I think that at the instant the battery's positive side is connected to one side of the capacitor, leaving the other side of the capacitor non-connected, the positive charge accumulated on the positive side of the battery will attract electrons that were originally on the capacitor plate, causing that plate charged positively and the other plate charged negatively, and the wire labeled V1 has positive charge, so this distribution can explain why node V1 has a voltage 12V.

But someone told me that because the circuit path is not completed, there is no current, and the capacitor is not charged.

So I'm comfused, why is that there is a voltage of 12v at node V1?

ps, Would you please tell me how to place a circuit diagram directly on my post?

It's important to keep in mind that voltage has to do with electric fields and potential energy. So the battery produces a voltage of 12V relative to the bottom wire. Now, any electron that can move from it's present location to the positive terminal of the battery without having to be pushed or held back is at this same voltage. This applies to all of the electrons on the wire that is connected to the positive terminal (even as it is connected), so the plate of the capacitor that is connected to that wire is also at this same voltage and no electrons have to move. If the capacitor is uncharged then there is no electric field between the plates and hence an electron could be moved from one plate to the other without gaining or losing any potential energy. Therefore, the other plate is at the same potential and, again, without any charges moving anywhere.

 

WBahn, Thank you very much for your detailed explanation.

There are still a few points I don't understand.

First of all, if a chemical battery is a device that seperates charge, causing positive ions stay on its positive terminal and negative ions on its negative terminal, thus creating electric field around the battery. Is this concept correct?

This applies to all of the electrons on the wire that is connected to the positive terminal (even as it is connected), so the plate of the capacitor that is connected to that wire is also at this same voltage and no electrons have to move.

If now we connect a piece of wire to the positive terminal of the battery, since there's an electric field near that terminal built up by the positive and negative ion piles, why don't the electrons on the wire be attracted and move, at the very beginning the wire is connected to the positive terminal of the battery?

 

The actual charge separation in the battery is not very much. The chemisty only occurs until enough charge is built up to stop the chemistry. As charge is drawn off, the voltage drops and the chemisty starts up again until the voltage is re-established. Yes, there is an electric field around the battery, but when you bring the wire to the terminal the electric field is rearranged so that now the equipotential surface that includes the battery terminal extends around the entire wire as well.

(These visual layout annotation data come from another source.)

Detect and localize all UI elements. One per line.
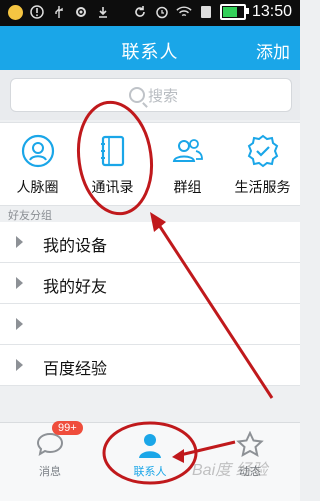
- battery-icon: [219, 4, 249, 20]
- sync-icon: [132, 4, 148, 20]
- address-book-icon: [95, 133, 131, 169]
- friend-group-row[interactable]: 百度经验: [0, 345, 300, 386]
- friend-group-list: 我的设备 我的好友 百度经验: [0, 222, 300, 386]
- friend-group-row[interactable]: [0, 304, 300, 345]
- tab-messages[interactable]: 99+ 消息: [0, 421, 100, 479]
- tab-contacts[interactable]: 联系人: [100, 429, 200, 479]
- quick-action-tongxunlu[interactable]: 通讯录: [75, 133, 150, 197]
- person-icon: [139, 434, 161, 458]
- gear-icon: [73, 4, 89, 20]
- wifi-icon: [176, 4, 192, 20]
- add-button[interactable]: 添加: [256, 38, 290, 63]
- tab-label: 联系人: [133, 465, 167, 478]
- status-bar: 13:50: [0, 0, 300, 26]
- quick-action-shenghuofuwu[interactable]: 生活服务: [225, 133, 300, 197]
- friend-group-label: 百度经验: [43, 361, 108, 378]
- unread-badge: 99+: [52, 421, 83, 435]
- chevron-right-icon: [16, 318, 23, 330]
- chevron-right-icon: [16, 236, 23, 248]
- contacts-circle-icon: [20, 133, 56, 169]
- quick-action-qunzu[interactable]: 群组: [150, 133, 225, 197]
- search-icon: [129, 87, 145, 103]
- friend-group-label: 我的设备: [43, 238, 108, 255]
- friend-group-row[interactable]: 我的设备: [0, 222, 300, 263]
- download-icon: [95, 4, 111, 20]
- app-header: 联系人 添加: [0, 26, 300, 70]
- alert-circle-icon: [29, 4, 45, 20]
- friend-groups-header: 好友分组: [8, 209, 52, 222]
- alarm-icon: [154, 4, 170, 20]
- chevron-right-icon: [16, 277, 23, 289]
- status-clock: 13:50: [251, 3, 292, 20]
- usb-icon: [51, 4, 67, 20]
- baidu-watermark: Bai度 经验: [192, 462, 268, 479]
- quick-action-label: 生活服务: [234, 179, 291, 195]
- friend-group-row[interactable]: 我的好友: [0, 263, 300, 304]
- star-icon: [236, 431, 264, 457]
- status-right-icons: 13:50: [132, 3, 292, 21]
- tab-label: 消息: [39, 465, 61, 478]
- quick-action-label: 群组: [173, 179, 202, 195]
- sim-icon: [198, 4, 214, 20]
- group-icon: [170, 133, 206, 169]
- quick-actions: 人脉圈 通讯录 群组 生活服务: [0, 122, 300, 206]
- service-badge-icon: [245, 133, 281, 169]
- friend-group-label: 我的好友: [43, 279, 108, 296]
- quick-action-renmaiquan[interactable]: 人脉圈: [0, 133, 75, 197]
- search-placeholder: 搜索: [148, 87, 179, 105]
- quick-action-label: 通讯录: [91, 179, 134, 195]
- status-left-icons: [8, 4, 111, 20]
- page-title: 联系人: [121, 42, 179, 62]
- chevron-right-icon: [16, 359, 23, 371]
- search-area: 搜索: [0, 70, 300, 120]
- search-input[interactable]: 搜索: [10, 78, 292, 112]
- emoji-icon: [8, 4, 23, 20]
- quick-action-label: 人脉圈: [16, 179, 59, 195]
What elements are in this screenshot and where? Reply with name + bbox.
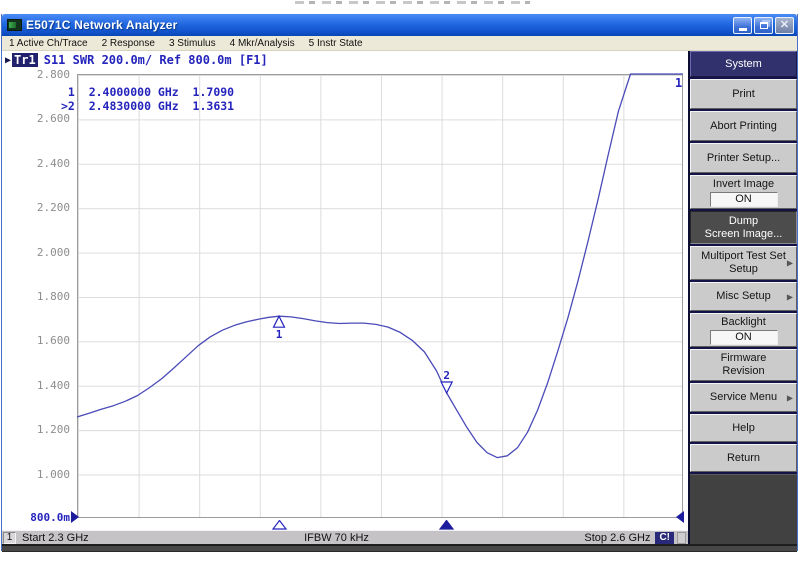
marker-1-icon[interactable] — [274, 316, 285, 327]
y-axis-label: 2.200 — [22, 201, 70, 214]
softkey-menu: System Print Abort Printing Printer Setup.… — [688, 51, 797, 544]
marker-1-stimulus-triangle-icon[interactable] — [272, 520, 287, 530]
y-axis-label: 2.600 — [22, 112, 70, 125]
y-axis-ref-label: 800.0m — [22, 511, 70, 524]
softkey-label: Dump — [729, 215, 758, 228]
trace-badge: Tr1 — [12, 53, 38, 67]
swr-trace — [77, 74, 683, 458]
stop-frequency-label: Stop 2.6 GHz — [584, 532, 650, 544]
channel-number-box: 1 — [3, 532, 16, 544]
softkey-printer-setup[interactable]: Printer Setup... — [690, 143, 797, 173]
toggle-state-backlight[interactable]: ON — [710, 330, 778, 345]
trace-flag: [F1] — [239, 53, 268, 67]
y-axis-label: 1.200 — [22, 423, 70, 436]
close-button[interactable]: ✕ — [775, 17, 794, 34]
y-axis-label: 2.400 — [22, 157, 70, 170]
status-end-box — [677, 532, 686, 544]
menu-item-2-response[interactable]: 2 Response — [95, 38, 162, 49]
softkey-label: Revision — [722, 365, 764, 378]
softkey-label: Backlight — [721, 316, 766, 329]
menu-item-1-active-ch-trace[interactable]: 1 Active Ch/Trace — [2, 38, 95, 49]
softkey-label: Screen Image... — [705, 228, 783, 241]
window-content: ▶Tr1S11 SWR 200.0m/ Ref 800.0m [F1] 2.80… — [2, 51, 797, 544]
trace-format: SWR — [73, 53, 95, 67]
softkey-invert-image[interactable]: Invert ImageON — [690, 175, 797, 209]
marker-2-stimulus-triangle-icon[interactable] — [439, 520, 454, 530]
y-axis-label: 2.000 — [22, 246, 70, 259]
screen-column: ▶Tr1 S11 SWR 200.0m/ Ref 800.0m [F1] 2.80… — [2, 51, 688, 544]
softkey-dump-screen-image[interactable]: DumpScreen Image... — [690, 211, 797, 244]
softkey-backlight[interactable]: BacklightON — [690, 313, 797, 347]
trace-ref: Ref 800.0m — [159, 53, 231, 67]
menu-item-3-stimulus[interactable]: 3 Stimulus — [162, 38, 223, 49]
window-bottom-strip — [2, 544, 797, 552]
marker-2-number: 2 — [443, 369, 450, 382]
calibration-status-badge: C! — [655, 532, 674, 544]
toggle-state-invert-image[interactable]: ON — [710, 192, 778, 207]
softkey-menu-header: System — [690, 51, 797, 77]
window-title: E5071C Network Analyzer — [26, 18, 731, 32]
ifbw-label: IFBW 70 kHz — [304, 532, 369, 544]
trace-plot: 1 1 2 — [77, 74, 683, 518]
restore-icon — [760, 22, 768, 29]
softkey-print[interactable]: Print — [690, 79, 797, 109]
softkey-label: Printer Setup... — [707, 152, 780, 165]
y-axis-label: 1.800 — [22, 290, 70, 303]
trace-number-label: 1 — [675, 76, 682, 90]
minimize-button[interactable] — [733, 17, 752, 34]
submenu-arrow-icon: ▶ — [787, 257, 793, 270]
softkey-multiport-test-set-setup[interactable]: Multiport Test SetSetup ▶ — [690, 246, 797, 280]
trace-measurement: S11 — [44, 53, 66, 67]
trace-status-line[interactable]: ▶Tr1 S11 SWR 200.0m/ Ref 800.0m [F1] — [5, 53, 268, 67]
softkey-menu-empty-area — [690, 474, 797, 544]
y-axis-label: 1.400 — [22, 379, 70, 392]
app-icon — [7, 19, 22, 31]
softkey-misc-setup[interactable]: Misc Setup ▶ — [690, 282, 797, 311]
instrument-screen: ▶Tr1 S11 SWR 200.0m/ Ref 800.0m [F1] 2.80… — [2, 51, 688, 530]
menu-bar: 1 Active Ch/Trace2 Response3 Stimulus4 M… — [2, 36, 797, 51]
y-axis-label: 1.600 — [22, 334, 70, 347]
marker-2-icon[interactable] — [441, 382, 452, 393]
minimize-icon — [739, 28, 747, 31]
trace-scale: 200.0m/ — [102, 53, 153, 67]
softkey-label: Multiport Test Set — [701, 250, 786, 263]
softkey-service-menu[interactable]: Service Menu ▶ — [690, 383, 797, 412]
trace-pointer-icon: ▶ — [5, 55, 11, 66]
start-frequency-label: Start 2.3 GHz — [16, 532, 89, 544]
submenu-arrow-icon: ▶ — [787, 290, 793, 303]
softkey-label: Invert Image — [713, 178, 774, 191]
softkey-label: Firmware — [721, 352, 767, 365]
marker-1-number: 1 — [276, 328, 283, 341]
softkey-label: Misc Setup — [716, 290, 770, 303]
y-axis-label: 1.000 — [22, 468, 70, 481]
close-icon: ✕ — [780, 20, 789, 31]
cropped-text-artifact — [295, 1, 530, 4]
menu-item-4-mkr-analysis[interactable]: 4 Mkr/Analysis — [223, 38, 302, 49]
restore-button[interactable] — [754, 17, 773, 34]
softkey-label: Return — [727, 452, 760, 465]
app-window: E5071C Network Analyzer ✕ 1 Active Ch/Tr… — [1, 14, 798, 551]
title-bar: E5071C Network Analyzer ✕ — [2, 14, 797, 36]
softkey-label: Service Menu — [710, 391, 777, 404]
softkey-label: Abort Printing — [710, 120, 777, 133]
softkey-firmware-revision[interactable]: FirmwareRevision — [690, 349, 797, 381]
page: E5071C Network Analyzer ✕ 1 Active Ch/Tr… — [0, 0, 800, 567]
softkey-label: Setup — [729, 263, 758, 276]
softkey-label: Help — [732, 422, 755, 435]
softkey-return[interactable]: Return — [690, 444, 797, 472]
menu-item-5-instr-state[interactable]: 5 Instr State — [302, 38, 370, 49]
softkey-help[interactable]: Help — [690, 414, 797, 442]
submenu-arrow-icon: ▶ — [787, 391, 793, 404]
softkey-label: Print — [732, 88, 755, 101]
status-bar: 1 Start 2.3 GHz IFBW 70 kHz Stop 2.6 GHz… — [2, 530, 688, 544]
softkey-abort-printing[interactable]: Abort Printing — [690, 111, 797, 141]
y-axis-label: 2.800 — [22, 68, 70, 81]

Now, at a very, very fine level of detail, the wire has capacitance to the negative terminal (as well as everything else in the universe) and so there is a very slight charge flow in order to charge this tiny capacitance. Perhaps that is the key to getting your mind wrapped around this.

 

Thank you, WBahn.

After reading your explanation and some other materials over, I would like you to check if I've got the correct concept. (But English is not my native language, I'll try to express it clearly.)

1. When we connect a capacitor and a battery as in the figure attached below, an approximate surface-charge is then created as shown. On the bottom wire and the negative electrode of the chemical battery, there are some electrons coming from the chemical reaction in the battery, but not many. An equal amount of positive charge lies mostly on the positive electrode and partly on the surface of the wire and the left plate, making the right plate and the wire connected to it have a charge separation as shown in the figure.

2. The whole charge distribution doesn't creat electric field in the wire or between the plates.

3. Once the circuit path is completed with, for example, a light bulb, the surface-charge will be forced to make a rapid rearrangement and each electron at the instant when the circuit is completed can do an amount of work that is equal to the amount of work the battery gave every electron.

4. The electrodes of a chemical battery don't have IONs accumulated. The action of pushing and attracting electrons occurs only when the chemical reaction begins.

 

After reading your explanation and some other materials over, I would like you to check if I've got the correct concept.

I was thinking that maybe I was saying something wrong, inappropriately, that might lead to misunderstanding. Sorry! Actually I was trying to say "after I have read your explanation and some other materials over...".